DOT Commissioner Polly Trottenberg has defended the de Blasio administration’s community board practices, while conceding that the back-and-forth slows progress towards safer streets.

“It’s a great forum to bring projects, to hear community concerns, to find people who care deeply about their neighborhoods, to get local input,” Trottenberg said in 2015. “We don’t agree 100 percent of the time.”

Meanwhile, a number of safety redesigns remain captive in the community board process — with lives like Imbasciani’s hanging in the balance. Council Member Antonio Reynoso has been particularly harsh towards DOT’s consensus-building effort, scolding Trottenberg at a public hearing last year for allowing community boards to “dictate how and when bike lanes should be built based on anecdotes and personal experiences instead of expertise.”

“No more community board conversations,” Reynoso added. “Use safety to dictate exactly what you should be doing. It’s frustrating. … You always go to these community boards, and council members give you trouble. Just stop coming to us and build them where you think they are appropriate. The Police Department would never ask a community board for permission to operate in a building if they thought drugs were being sold there. No, they just do the work because they think it’s appropriate.”

In that case and the cases listed below, the community boards’ opposition to safety improvements was based on the narrow concerns of drivers, who represent a minority of New Yorkers.

“Anecdotes and personal experience dominate decision making in community boards, not data,” Reynoso told Streetsblog in October. “There are folks that sit on transportation committee[s] that have no idea about transportation policy or any experience with it. Their background is that they care about parking.”

Here are other projects besides Amsterdam Avenue that are stuck in community board purgatory:

Queens Boulevard

DOT’s safety overhaul of the former “Boulevard of Death” — arguably the iconic redesign of de Blasio’s Vision Zero initiative — has stalled east of Yellowstone Boulevard, where it is caught up in the battle over the city’s plan to build a new jail in nearby Kew Gardens, Gothamist reported last week. The opposition centers around concerns from beleaguered small business owners mistakenly attributing their struggles to a lack of parking.

Dyckman Street

In Inwood, the future of protected bike lanes on the main east-west corridor remains uncertain seven months after Mayor de Blasio’s DOT nixed them on one side of the street after pressure from the local community board, Manhattan Borough President Gale Brewer, and Rep. Adriano Espaillat. Opponents specifically said they don’t like the bike lane because it makes it harder for drivers to double-park.

Flushing

And in Flushing, DOT is planning months of outreach, including with Queens CB 7, before installing simple painted bike lanes. That plan is already facing opposition from board members.
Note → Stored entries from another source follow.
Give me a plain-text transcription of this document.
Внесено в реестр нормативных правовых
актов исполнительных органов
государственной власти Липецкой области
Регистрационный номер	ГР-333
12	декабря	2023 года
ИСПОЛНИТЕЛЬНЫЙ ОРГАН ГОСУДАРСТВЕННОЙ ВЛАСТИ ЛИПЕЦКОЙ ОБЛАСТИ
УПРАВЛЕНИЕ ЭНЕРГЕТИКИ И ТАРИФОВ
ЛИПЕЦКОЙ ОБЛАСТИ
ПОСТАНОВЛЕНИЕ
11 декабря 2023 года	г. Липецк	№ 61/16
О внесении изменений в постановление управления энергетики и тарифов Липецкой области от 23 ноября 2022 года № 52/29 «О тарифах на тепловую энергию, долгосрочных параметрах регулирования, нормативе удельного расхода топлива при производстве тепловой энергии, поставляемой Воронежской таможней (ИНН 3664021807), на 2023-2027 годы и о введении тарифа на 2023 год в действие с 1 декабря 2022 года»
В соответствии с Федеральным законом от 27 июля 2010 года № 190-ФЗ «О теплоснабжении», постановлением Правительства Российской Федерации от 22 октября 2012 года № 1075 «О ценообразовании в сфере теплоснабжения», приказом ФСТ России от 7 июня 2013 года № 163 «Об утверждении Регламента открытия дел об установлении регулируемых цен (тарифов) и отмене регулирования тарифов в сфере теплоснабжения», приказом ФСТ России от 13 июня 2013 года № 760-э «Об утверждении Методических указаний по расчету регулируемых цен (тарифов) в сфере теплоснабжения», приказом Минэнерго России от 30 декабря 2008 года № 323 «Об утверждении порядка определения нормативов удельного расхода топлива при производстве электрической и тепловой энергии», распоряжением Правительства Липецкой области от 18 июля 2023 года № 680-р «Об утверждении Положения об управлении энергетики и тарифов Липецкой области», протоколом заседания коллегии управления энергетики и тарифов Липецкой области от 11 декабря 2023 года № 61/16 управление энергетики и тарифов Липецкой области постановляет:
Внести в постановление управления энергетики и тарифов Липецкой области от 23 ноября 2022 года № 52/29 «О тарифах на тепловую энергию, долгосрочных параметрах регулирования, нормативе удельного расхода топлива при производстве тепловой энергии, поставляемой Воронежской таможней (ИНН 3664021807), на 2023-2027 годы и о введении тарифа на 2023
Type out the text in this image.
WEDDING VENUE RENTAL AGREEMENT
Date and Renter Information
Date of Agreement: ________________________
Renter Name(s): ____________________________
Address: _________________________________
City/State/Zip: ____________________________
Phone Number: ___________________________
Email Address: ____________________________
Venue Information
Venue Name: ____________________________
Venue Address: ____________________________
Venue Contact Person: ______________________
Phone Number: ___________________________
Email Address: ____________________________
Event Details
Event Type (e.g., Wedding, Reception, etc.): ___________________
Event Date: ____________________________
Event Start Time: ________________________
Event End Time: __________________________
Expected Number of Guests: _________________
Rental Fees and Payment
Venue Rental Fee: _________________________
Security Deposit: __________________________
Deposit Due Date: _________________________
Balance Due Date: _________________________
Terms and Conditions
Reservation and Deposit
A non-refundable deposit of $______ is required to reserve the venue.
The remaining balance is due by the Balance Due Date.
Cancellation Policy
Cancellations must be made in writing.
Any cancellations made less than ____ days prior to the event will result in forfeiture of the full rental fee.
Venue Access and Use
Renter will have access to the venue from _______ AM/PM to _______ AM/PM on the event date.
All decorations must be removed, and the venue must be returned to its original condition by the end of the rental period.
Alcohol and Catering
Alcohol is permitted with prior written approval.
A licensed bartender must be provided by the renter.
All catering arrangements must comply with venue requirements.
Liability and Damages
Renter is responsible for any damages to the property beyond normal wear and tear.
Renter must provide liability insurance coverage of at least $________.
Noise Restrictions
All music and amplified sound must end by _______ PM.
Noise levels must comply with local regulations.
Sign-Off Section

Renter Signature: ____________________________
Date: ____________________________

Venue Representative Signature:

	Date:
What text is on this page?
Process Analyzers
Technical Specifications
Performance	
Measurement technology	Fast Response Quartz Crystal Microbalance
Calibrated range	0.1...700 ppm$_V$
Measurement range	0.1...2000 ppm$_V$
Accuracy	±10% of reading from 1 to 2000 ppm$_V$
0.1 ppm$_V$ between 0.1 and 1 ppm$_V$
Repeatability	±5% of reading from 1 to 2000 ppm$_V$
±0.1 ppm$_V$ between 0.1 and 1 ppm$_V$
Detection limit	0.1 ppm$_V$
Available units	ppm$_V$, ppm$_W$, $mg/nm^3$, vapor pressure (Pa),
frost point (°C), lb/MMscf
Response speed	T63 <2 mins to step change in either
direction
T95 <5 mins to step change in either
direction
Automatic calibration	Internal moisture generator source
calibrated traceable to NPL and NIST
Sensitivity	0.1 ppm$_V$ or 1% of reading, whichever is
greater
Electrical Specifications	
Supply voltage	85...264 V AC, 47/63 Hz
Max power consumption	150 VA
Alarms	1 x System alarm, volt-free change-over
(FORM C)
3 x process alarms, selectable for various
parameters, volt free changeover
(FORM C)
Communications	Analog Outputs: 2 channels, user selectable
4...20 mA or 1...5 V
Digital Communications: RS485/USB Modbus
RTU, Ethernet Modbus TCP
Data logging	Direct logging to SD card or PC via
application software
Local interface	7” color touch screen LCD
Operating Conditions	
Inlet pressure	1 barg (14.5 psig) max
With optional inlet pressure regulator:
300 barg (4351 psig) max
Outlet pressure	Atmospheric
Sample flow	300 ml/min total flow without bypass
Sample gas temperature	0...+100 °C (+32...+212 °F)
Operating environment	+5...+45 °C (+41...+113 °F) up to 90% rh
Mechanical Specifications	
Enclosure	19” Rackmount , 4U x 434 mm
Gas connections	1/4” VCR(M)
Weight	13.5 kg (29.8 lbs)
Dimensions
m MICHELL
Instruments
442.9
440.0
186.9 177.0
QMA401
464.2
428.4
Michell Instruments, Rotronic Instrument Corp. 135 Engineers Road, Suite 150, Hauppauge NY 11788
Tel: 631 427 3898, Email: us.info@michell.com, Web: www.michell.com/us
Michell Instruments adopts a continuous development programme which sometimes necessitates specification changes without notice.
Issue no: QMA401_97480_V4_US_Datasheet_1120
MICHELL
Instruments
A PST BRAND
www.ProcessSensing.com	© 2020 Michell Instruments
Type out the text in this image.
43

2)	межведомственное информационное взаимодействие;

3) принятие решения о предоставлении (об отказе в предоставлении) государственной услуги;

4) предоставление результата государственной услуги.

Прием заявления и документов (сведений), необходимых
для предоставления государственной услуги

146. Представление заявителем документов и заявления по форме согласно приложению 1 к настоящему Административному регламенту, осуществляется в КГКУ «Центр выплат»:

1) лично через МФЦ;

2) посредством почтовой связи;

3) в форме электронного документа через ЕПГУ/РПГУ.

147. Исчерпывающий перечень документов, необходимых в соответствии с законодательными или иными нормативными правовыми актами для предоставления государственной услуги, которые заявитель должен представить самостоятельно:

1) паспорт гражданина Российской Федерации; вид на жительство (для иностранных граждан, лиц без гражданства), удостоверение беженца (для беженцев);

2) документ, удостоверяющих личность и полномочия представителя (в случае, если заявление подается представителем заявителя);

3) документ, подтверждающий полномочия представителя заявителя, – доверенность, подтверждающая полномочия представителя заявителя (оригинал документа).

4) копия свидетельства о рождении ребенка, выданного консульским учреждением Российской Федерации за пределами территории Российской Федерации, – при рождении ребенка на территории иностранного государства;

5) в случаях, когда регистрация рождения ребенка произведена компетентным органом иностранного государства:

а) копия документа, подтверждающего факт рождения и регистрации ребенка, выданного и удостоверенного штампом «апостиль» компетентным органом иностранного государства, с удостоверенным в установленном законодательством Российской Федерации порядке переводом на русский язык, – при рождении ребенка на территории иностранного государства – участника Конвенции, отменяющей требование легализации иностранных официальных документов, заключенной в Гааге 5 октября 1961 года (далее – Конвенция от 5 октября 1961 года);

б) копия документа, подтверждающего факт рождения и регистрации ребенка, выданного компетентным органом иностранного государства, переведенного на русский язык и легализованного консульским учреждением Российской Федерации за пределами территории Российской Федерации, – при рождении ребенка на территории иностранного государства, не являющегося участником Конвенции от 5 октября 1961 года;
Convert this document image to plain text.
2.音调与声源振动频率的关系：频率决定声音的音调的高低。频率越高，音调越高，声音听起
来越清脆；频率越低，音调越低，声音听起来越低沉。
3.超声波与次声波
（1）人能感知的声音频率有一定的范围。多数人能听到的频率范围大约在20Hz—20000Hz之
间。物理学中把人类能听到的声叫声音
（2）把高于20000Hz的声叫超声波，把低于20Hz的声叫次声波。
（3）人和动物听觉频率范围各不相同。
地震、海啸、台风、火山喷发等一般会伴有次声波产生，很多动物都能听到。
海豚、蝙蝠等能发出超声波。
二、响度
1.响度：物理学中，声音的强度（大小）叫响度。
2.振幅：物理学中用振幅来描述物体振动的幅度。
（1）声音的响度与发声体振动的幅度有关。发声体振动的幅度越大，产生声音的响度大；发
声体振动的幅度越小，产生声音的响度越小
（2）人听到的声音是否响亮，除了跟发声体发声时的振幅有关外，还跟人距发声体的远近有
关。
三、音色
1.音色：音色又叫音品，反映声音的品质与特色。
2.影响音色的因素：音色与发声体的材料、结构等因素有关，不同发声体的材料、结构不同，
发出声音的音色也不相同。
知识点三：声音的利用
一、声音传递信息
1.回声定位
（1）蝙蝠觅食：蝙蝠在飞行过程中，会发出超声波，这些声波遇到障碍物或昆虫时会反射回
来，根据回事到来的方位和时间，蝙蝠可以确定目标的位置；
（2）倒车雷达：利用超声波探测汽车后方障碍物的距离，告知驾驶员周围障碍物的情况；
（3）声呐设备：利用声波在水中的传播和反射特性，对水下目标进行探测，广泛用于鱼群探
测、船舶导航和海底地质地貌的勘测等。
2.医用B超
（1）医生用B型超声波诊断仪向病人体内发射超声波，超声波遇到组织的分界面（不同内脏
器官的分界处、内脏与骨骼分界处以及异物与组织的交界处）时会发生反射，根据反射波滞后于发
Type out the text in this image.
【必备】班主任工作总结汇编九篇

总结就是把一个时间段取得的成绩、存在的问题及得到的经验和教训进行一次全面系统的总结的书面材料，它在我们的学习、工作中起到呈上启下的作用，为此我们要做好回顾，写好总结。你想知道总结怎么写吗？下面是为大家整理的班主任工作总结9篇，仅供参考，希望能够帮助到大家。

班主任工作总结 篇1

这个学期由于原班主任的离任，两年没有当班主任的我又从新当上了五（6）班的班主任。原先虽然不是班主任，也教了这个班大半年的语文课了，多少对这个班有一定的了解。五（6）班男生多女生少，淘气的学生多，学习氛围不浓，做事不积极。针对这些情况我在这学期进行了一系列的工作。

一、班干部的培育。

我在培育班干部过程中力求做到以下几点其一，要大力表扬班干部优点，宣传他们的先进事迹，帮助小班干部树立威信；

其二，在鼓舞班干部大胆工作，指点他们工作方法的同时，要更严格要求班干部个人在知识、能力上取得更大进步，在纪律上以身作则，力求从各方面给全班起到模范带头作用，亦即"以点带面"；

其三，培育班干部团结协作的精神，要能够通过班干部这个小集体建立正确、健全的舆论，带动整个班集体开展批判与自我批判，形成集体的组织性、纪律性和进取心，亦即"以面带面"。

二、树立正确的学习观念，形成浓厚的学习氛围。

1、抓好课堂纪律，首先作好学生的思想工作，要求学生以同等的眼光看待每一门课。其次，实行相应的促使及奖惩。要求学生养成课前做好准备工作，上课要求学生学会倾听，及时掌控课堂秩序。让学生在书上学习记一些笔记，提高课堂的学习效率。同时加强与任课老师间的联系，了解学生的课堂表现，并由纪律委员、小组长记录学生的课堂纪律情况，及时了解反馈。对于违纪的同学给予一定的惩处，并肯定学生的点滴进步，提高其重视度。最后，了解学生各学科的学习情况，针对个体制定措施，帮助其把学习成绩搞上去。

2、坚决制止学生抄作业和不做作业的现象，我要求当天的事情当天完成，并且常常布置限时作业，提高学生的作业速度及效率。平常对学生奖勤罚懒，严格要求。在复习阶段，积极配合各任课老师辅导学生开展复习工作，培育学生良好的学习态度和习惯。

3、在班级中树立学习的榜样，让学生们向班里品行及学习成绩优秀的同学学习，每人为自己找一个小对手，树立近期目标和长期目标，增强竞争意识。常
“You can’t be serious with all of the truck traffic and parking that the hospital needs because they park all over our neighborhood,” CB 7 member Kim Ohanian reportedly told DOT officials earlier this month. “I’m sorry but I cannot and will not ever support this plan, you’re planning on putting a bike lane on my street in front of my house.”

Church Ave. and Ocean Parkway

Just south of Prospect Park, Brooklyn Community Board 12 has so far refused to endorse safety plans for the deadly intersection of Church Avenue and Ocean Parkway.

Unsurprisingly, their inaction has had consequences: On March 25, a 63-year-old pedestrian was injured and hospitalized after being struck there, Bklyner reported.